BLADDER INVOLVEMENT. Loss of tone, incomplete emptying, and stasis (predisposing to infection) can occur, and may ultimately result in an atonic, painless, distended bladder.
IMPOTENCE. This is common. The first manifestation is incomplete erection which may in time progress to total impotence; retrograde ejaculation also occurs. However, impotence in diabetes is not always due to autonomic neuropathy. Other causes include anxiety, depression, alcohol excess, drugs, primary or secondary gonadal failure and inadequate vascular supply due to atheroma in pudendal arteries. Treatment should ideally include sympathetic counselling of both partners. Some patients may benefit from intracavernous injection of papaverine or the use of vacuum devices to produce an erection which is then maintained by slipping a tight rubber band over the base of the penis until intercourse is complete.
The diabetic foot
Many amputations in diabetes could be delayed or prevented by more effective patient education and medical supervision. Ischaemia, infection and neuropathy combine to produce tissue necrosis. Although these factors may coexist, it is important to distinguish between the ischaemic and the neuropathic foot.
Management of the diabetic foot
Many diabetic foot problems are avoidable, so patients need to learn the principles of foot care and should be advised concerning appropriate footwear and the risks of smoking. Older patients should visit a chiropodist regularly and should not cut their own toe-nails. Once tissue damage has occurred in the form of ulceration
or gangrene, the aim is preservation of viable tissue. The two main threats are:
INFECTION. This rapidly takes hold in a diabetic foot, and early effective antibiotic treatment is essential. Collections of pus are drained and excision of infected bone is needed if osteomyelitis develops and does not respond to appropriate antibiotic therapy. Regular Xrays of the foot are needed to check on progress.

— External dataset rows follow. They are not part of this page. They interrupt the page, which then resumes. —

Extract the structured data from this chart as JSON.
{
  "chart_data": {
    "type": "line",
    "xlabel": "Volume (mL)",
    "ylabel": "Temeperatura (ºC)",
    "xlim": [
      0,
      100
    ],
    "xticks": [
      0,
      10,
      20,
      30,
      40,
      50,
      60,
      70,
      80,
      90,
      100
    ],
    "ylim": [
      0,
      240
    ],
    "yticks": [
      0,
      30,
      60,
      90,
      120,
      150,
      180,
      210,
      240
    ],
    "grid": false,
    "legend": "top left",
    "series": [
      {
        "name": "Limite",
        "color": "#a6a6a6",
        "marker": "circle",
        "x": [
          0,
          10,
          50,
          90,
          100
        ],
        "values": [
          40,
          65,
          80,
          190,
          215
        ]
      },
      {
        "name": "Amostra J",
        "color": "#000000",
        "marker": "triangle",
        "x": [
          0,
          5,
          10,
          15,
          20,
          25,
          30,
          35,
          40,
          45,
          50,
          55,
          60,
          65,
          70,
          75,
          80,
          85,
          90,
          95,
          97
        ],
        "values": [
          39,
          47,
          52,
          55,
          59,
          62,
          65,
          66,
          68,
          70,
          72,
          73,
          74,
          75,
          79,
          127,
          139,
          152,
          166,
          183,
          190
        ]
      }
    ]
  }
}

ISCHAEMIA. The blood flow to the feet is assessed clinically or with the Doppler ultrasound stethoscope. Femoral arteriography may be performed, since localized areas of occlusion may be amenable to bypass surgery or angioplasty.
Foot problems are the major cause of hospital bed occupancy by diabetic patients. Good liaison between surgeon and physician is essential if this period in hospital is to be used efficiently. When irreversible arterial insufficiency is present, it is often quicker and kinder to opt for an early major amputation rather than subject the patient to a debilitating sequence of conservative procedures.